18th July 2018, 2 min read

Accelerating Conway´s Game of Life with SIMD instructions

Conway’s Game of Life is one of the simplest non-trivial simulation one can program. It simulates the emergence of life from chaos. Though the rules are simple, the game of life is still being studied for the last five decades.

The rules are simple. You have a grid where each cell in the grid has a single bit of state: it is either alive or dead. During each iteration, we look at the 8 neighbours of each cells and count the number of live neighbours. If a cell is dead but has exactly three live neighbours, it comes alive. If a live cell has more than 3 or less than 2 live neighbours, it dies. That is all.

Implemented in a straight-forward manner, the main loop might look like this…

for (i = 0; i < height; i++) {
    for (j = 0; j < width; j++) {
      bool alive = states[i][j];
      int neighbours = count_live_neighbours[i][j];
      if (alive) {
        if (neighbours < 2 || neighbours > 3) {
          states[coord] = false;
        }
      } else {
        if (neighbours == 3) {
          states[coord] = true;
        }
      }
    }
}

However, if you implement it in this manner, it is hard for an optimizing compiler to generate clever code. For a 10,000 by 10,000 grid, my basic C implementation takes 0.5 seconds per iteration.

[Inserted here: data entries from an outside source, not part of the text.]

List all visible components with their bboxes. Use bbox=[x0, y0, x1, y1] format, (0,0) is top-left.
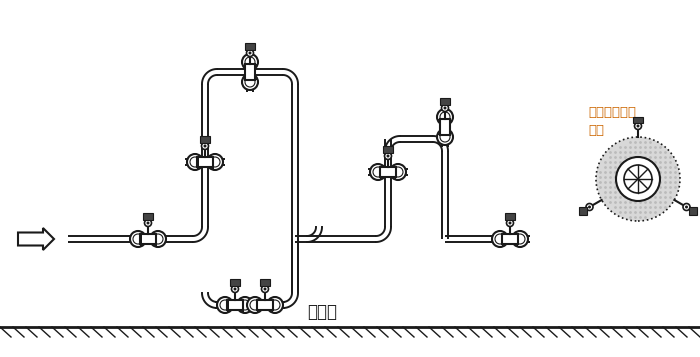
Bar bbox=[272, 298, 274, 312]
Bar bbox=[257, 300, 273, 310]
FancyArrow shape bbox=[18, 228, 54, 250]
Circle shape bbox=[150, 231, 166, 247]
Circle shape bbox=[596, 137, 680, 221]
Bar bbox=[440, 98, 450, 105]
Circle shape bbox=[202, 142, 209, 150]
Bar bbox=[244, 64, 256, 65]
Circle shape bbox=[234, 287, 237, 291]
Circle shape bbox=[512, 231, 528, 247]
Bar bbox=[580, 206, 587, 215]
Circle shape bbox=[204, 145, 206, 147]
Bar bbox=[245, 64, 255, 80]
Circle shape bbox=[586, 203, 593, 211]
Bar bbox=[155, 232, 157, 246]
Circle shape bbox=[373, 167, 383, 177]
Bar bbox=[230, 279, 240, 286]
Circle shape bbox=[492, 231, 508, 247]
Circle shape bbox=[232, 286, 239, 292]
Circle shape bbox=[634, 122, 641, 130]
Circle shape bbox=[386, 155, 389, 157]
Bar bbox=[505, 213, 515, 220]
Circle shape bbox=[240, 300, 250, 310]
Circle shape bbox=[683, 203, 690, 211]
Bar bbox=[140, 234, 156, 244]
Circle shape bbox=[207, 154, 223, 170]
Bar bbox=[197, 157, 213, 167]
Circle shape bbox=[153, 234, 163, 244]
Circle shape bbox=[440, 132, 450, 142]
Bar bbox=[227, 298, 228, 312]
Circle shape bbox=[440, 112, 450, 122]
Bar bbox=[200, 136, 210, 142]
Circle shape bbox=[262, 286, 269, 292]
Bar bbox=[257, 298, 258, 312]
Text: 水平面: 水平面 bbox=[307, 303, 337, 321]
Circle shape bbox=[250, 300, 260, 310]
Bar bbox=[395, 166, 396, 178]
Bar bbox=[227, 300, 243, 310]
Circle shape bbox=[242, 74, 258, 90]
Circle shape bbox=[636, 125, 640, 127]
Circle shape bbox=[245, 77, 255, 87]
Bar bbox=[633, 116, 643, 122]
Circle shape bbox=[508, 221, 512, 225]
Circle shape bbox=[370, 164, 386, 180]
Circle shape bbox=[263, 287, 267, 291]
Bar bbox=[212, 156, 214, 169]
Bar bbox=[143, 213, 153, 220]
Circle shape bbox=[393, 167, 403, 177]
Circle shape bbox=[144, 220, 151, 226]
Bar bbox=[383, 146, 393, 152]
Circle shape bbox=[248, 51, 251, 55]
Bar bbox=[689, 206, 696, 215]
Circle shape bbox=[442, 105, 449, 111]
Bar bbox=[260, 279, 270, 286]
Bar bbox=[242, 298, 244, 312]
Bar bbox=[438, 134, 452, 135]
Circle shape bbox=[685, 206, 688, 208]
Bar bbox=[380, 167, 396, 177]
Circle shape bbox=[384, 152, 391, 160]
Circle shape bbox=[187, 154, 203, 170]
Circle shape bbox=[245, 57, 255, 67]
Circle shape bbox=[437, 109, 453, 125]
Circle shape bbox=[495, 234, 505, 244]
Bar bbox=[440, 119, 450, 135]
Circle shape bbox=[444, 106, 447, 110]
Bar bbox=[438, 119, 452, 120]
Circle shape bbox=[190, 157, 200, 167]
Circle shape bbox=[133, 234, 143, 244]
Circle shape bbox=[130, 231, 146, 247]
Circle shape bbox=[242, 54, 258, 70]
Circle shape bbox=[220, 300, 230, 310]
Circle shape bbox=[267, 297, 283, 313]
Circle shape bbox=[210, 157, 220, 167]
Circle shape bbox=[146, 221, 150, 225]
Circle shape bbox=[247, 297, 263, 313]
Circle shape bbox=[616, 157, 660, 201]
Bar bbox=[517, 232, 519, 246]
Circle shape bbox=[246, 50, 253, 56]
Circle shape bbox=[437, 129, 453, 145]
Bar bbox=[502, 234, 518, 244]
Bar bbox=[197, 156, 199, 169]
Bar bbox=[244, 79, 256, 80]
Circle shape bbox=[390, 164, 406, 180]
Bar bbox=[502, 232, 503, 246]
Circle shape bbox=[588, 206, 591, 208]
Bar bbox=[245, 43, 255, 50]
Text: 允许任意角度
安装: 允许任意角度 安装 bbox=[588, 106, 636, 136]
Circle shape bbox=[237, 297, 253, 313]
Bar bbox=[380, 166, 382, 178]
Circle shape bbox=[624, 165, 652, 193]
Circle shape bbox=[270, 300, 280, 310]
Circle shape bbox=[515, 234, 525, 244]
Bar bbox=[140, 232, 141, 246]
Circle shape bbox=[507, 220, 514, 226]
Circle shape bbox=[217, 297, 233, 313]
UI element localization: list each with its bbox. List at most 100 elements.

So I wondered whether I could rewrite the code in a vectorized manner, using the SIMD instructions available on our commodity processors. My first attempt brought this down to 0.02 seconds per iteration or about 25 times faster. My code is available.

scalar (C)	0.5 s
vectorized (C + SIMD)	0.02 s

I use 32-byte AVX2 intrinsics. I did not profile my code or do any kind of hard work.

Thoughts:

At a glance, I would guess that the limiting factor is the number of “loads”. An x64 processor can, at best, load two registers from memory per cycle and I have many loads. The arithmetic operations (additions, subtractions) probably come for free. My implementation uses 8 bits per cell whereas a single bit is sufficient. Going to more concise representation would reduce the number of loads by nearly an order of magnitude. My guess is that, on main CPUs, I am probably between a factor of 5 and 10 away from the optimal implementation. I expect that I am at least a factor of two away from the optimal speed.
The game-of-life problem is very similar to an image processing problem. It is a 3×3 moving/convolution filter. Tricks from image processing can be brought to bear. In particular, the problem is a good fit for GPU processing.
I did not look at existing game-of-life implementations. I was mostly trying to come up with the answer by myself as quickly as possible. My bet would be on GPU implementations beating my implementation by a wide margin (orders of magnitude).

Update: John Regher points me to Hashlife as a better high-speed reference.